Different Conformational Subensembles of the Intrinsically Disordered Protein α-Synuclein in Cells

Abstract

The intrinsically disordered protein α-synuclein (αS) is thought to play an important role in cellular membrane processes. Although in vitro experiments indicate that this initially disordered protein obtains structure upon membrane binding, NMR and EPR studies in cells could not single out any conformational subensemble. Here we microinjected small amounts of αS, labeled with a Förster resonance energy transfer (FRET) pair, into SH-SY5Y cells to investigate conformational changes upon membrane binding. Our FRET studies show a clear conformational difference between αS in the cytosol and when bound to small vesicles. The identification of these different conformational subensembles inside cells resolves the apparent contradiction between in vitro and in vivo experiments and shows that at least two different conformational subensembles of αS exist in cells. The existence of conformational subensembles supports the idea that αS can obtain different functions which can possibly be dynamically addressed with changing intracellular physicochemical conditions.

Figure 1

Localization of αS in cells. (A) Confocal microscopy image of rat primary neurons immuno-stained for αS (red), actin filaments (green), and nuclei (blue) (scale bar is 10 μm). (B) In the αS fluorescence from image A, here shown in a separate image, the presence of both a diffuse background fluorescence and distinct puncta is clearly visible. (C) Confocal microscopy image of a single SH-SY5Y cell that was microinjected with αS-AF488. The αS localization pattern is the same as that of primary neurons. The αS is visible as a diffuse background and distinct high-intensity puncta (scale bar is 5 μm).

Figure 2

Membrane-bound αS. To confirm that the distinct puncta in the cells represent the vesicle-bound αS population, colocalization with the membrane marker WGA-AF647 was studied. (A) Confocal fluorescence image of SH-SY5Y cells microinjected with αS-AF488 (green) and stained with WGA-AF647 (red). Independent excitation and detection of the injected αS-AF488 (excitation 485 nm, detection 550/88 nm) and WGA-AF647 (excitation 640 nm, detection >665 nm) resulted in moderate colocalization. However, the two dyes form an efficient FRET pair, and this may render a fraction of the αS-AF488 invisible. (B) Scatter plots of the WGA-AF647 fluorescence intensity versus αS-AF488 fluorescence intensity. Photobleaching of WGA-AF647 dequenched the emission of αS-AF488, confirming the formation of a FRET pair and thus the nanometer proximity of the two dyes. The dequenching of the αS-AF488 fluorescence is visible as a shift of the intensity distribution. The original distribution presented in green changes upon bleaching to the distribution presented in orange. Data points were obtained per pixel. (C) Colocalization image obtained by combining the image of the initial WGA-AF647 fluorescence with the image of the αS-AF488 fluorescence after dequenching. Colocalization of αS-AF488 with the membrane is visible in yellow.
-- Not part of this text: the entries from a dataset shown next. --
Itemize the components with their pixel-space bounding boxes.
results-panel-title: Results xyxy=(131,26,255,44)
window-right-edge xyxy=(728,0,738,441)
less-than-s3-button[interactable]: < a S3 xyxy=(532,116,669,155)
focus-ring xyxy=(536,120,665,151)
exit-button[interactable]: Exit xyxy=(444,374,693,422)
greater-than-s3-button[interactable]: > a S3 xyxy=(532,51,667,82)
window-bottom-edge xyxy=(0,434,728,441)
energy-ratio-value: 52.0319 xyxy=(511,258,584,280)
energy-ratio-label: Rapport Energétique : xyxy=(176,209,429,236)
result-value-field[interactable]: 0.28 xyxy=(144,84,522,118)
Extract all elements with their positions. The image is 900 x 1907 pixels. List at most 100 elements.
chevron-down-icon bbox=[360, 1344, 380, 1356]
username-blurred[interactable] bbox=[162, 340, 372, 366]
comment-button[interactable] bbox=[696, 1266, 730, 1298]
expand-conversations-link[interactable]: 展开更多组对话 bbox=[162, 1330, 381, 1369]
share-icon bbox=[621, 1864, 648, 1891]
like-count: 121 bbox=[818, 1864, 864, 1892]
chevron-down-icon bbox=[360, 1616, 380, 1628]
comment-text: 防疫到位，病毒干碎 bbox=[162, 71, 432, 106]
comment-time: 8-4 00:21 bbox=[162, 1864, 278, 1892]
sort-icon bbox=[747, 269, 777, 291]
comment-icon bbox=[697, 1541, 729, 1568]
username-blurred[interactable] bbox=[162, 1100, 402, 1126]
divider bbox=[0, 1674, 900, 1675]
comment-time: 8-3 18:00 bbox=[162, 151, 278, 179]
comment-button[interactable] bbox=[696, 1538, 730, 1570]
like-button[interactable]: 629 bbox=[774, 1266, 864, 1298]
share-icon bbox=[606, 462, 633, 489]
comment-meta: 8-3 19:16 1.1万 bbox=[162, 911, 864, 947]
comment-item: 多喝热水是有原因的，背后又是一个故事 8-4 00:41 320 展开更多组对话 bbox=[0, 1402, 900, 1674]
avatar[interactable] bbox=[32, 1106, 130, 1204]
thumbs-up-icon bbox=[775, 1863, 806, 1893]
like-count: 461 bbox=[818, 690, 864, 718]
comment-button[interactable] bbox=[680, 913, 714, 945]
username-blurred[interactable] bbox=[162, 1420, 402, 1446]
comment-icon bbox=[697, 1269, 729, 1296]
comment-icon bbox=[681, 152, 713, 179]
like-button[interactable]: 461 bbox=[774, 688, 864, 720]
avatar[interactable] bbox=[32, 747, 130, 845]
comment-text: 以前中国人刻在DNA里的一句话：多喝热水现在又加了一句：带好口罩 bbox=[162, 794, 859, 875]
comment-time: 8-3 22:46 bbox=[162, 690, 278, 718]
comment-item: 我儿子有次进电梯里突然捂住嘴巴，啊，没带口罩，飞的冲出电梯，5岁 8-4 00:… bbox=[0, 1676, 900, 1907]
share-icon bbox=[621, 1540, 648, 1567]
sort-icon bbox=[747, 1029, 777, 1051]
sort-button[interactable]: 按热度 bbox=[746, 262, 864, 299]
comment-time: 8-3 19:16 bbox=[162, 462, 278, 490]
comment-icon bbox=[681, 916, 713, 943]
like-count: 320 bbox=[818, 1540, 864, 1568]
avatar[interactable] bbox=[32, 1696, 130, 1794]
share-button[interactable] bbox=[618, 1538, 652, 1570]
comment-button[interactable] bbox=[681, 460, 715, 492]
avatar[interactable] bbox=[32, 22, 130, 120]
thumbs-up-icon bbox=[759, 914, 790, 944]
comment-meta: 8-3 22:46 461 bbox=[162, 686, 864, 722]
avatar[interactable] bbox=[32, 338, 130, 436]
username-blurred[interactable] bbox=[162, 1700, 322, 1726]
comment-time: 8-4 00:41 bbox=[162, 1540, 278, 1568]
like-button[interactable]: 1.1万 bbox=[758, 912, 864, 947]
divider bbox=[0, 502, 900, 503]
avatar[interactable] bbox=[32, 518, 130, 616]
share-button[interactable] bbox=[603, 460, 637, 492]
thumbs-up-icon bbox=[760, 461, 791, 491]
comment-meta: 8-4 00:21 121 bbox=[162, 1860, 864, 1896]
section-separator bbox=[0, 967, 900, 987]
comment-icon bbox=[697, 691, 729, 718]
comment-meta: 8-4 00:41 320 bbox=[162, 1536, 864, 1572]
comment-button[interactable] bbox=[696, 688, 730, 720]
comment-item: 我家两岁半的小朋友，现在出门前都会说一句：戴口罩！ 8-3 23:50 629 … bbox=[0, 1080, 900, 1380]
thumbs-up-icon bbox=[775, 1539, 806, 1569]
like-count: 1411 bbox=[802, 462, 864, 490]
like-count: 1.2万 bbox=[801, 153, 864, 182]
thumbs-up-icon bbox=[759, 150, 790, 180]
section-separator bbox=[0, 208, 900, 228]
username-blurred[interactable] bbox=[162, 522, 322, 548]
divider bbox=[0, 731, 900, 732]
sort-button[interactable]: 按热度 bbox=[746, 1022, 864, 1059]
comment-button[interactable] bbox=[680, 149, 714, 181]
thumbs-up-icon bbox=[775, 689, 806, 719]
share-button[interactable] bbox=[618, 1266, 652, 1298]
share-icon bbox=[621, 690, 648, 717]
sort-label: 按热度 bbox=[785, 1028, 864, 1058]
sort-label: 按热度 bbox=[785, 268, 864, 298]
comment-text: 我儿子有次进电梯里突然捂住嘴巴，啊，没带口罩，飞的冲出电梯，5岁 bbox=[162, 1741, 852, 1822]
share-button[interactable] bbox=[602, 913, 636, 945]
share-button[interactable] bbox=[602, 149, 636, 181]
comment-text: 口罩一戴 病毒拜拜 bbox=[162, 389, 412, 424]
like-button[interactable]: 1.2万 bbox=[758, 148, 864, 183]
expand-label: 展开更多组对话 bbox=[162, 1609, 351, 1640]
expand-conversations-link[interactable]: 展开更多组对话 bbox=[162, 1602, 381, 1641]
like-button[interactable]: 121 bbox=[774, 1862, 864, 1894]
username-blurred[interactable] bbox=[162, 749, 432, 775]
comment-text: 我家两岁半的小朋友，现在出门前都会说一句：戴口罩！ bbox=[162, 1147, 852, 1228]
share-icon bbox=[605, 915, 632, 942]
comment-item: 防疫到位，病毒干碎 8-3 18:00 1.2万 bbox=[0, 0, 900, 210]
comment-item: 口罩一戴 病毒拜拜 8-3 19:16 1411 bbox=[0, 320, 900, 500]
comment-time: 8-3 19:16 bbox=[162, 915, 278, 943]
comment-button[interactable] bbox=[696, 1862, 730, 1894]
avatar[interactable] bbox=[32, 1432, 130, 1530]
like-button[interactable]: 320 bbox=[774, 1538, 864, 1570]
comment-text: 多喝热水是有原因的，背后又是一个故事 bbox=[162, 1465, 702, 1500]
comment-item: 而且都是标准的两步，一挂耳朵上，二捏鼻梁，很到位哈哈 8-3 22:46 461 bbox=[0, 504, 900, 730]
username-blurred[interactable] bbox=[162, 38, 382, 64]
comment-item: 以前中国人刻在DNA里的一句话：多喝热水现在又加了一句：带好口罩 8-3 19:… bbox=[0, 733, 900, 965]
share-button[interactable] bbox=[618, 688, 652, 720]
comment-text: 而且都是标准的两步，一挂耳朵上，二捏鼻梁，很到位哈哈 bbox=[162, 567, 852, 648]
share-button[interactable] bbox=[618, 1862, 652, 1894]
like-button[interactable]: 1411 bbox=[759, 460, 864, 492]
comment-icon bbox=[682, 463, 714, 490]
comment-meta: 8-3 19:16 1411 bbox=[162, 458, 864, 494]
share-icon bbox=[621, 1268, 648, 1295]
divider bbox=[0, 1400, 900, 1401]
In both images the position of the nucleus is indicated with a blue transparent oval; the scale bar is 5 μm.

Figure 3

(A) Schematic of the antiparallel helices (left) and a representation of a disordered conformation of the FRET labeled αS. Differences in distance between the red and green emitting fluorophores give different FRET, here in the cartoon depicted by different relative sizes of the donor and acceptor emission halos. (B) Composite donor and acceptor fluorescence image of a single cell microinjected with the FRET-labeled αS. Regions of low FRET (green) and high FRET (yellow-red) can be discriminated. The position of the nucleus is indicated with a transparent blue oval (scale bar is 5 μm). (C) Histogram of the FRET index for αS in the cytoplasm (green) and on vesicles (red). (D) Cumulative probability histogram of the FRET index for αS in the cytoplasm (dotted green), on fibrils (dot-dashed blue), and on vesicles (dashed red). The autofluorescence index of unlabeled cells is indicated in solid black.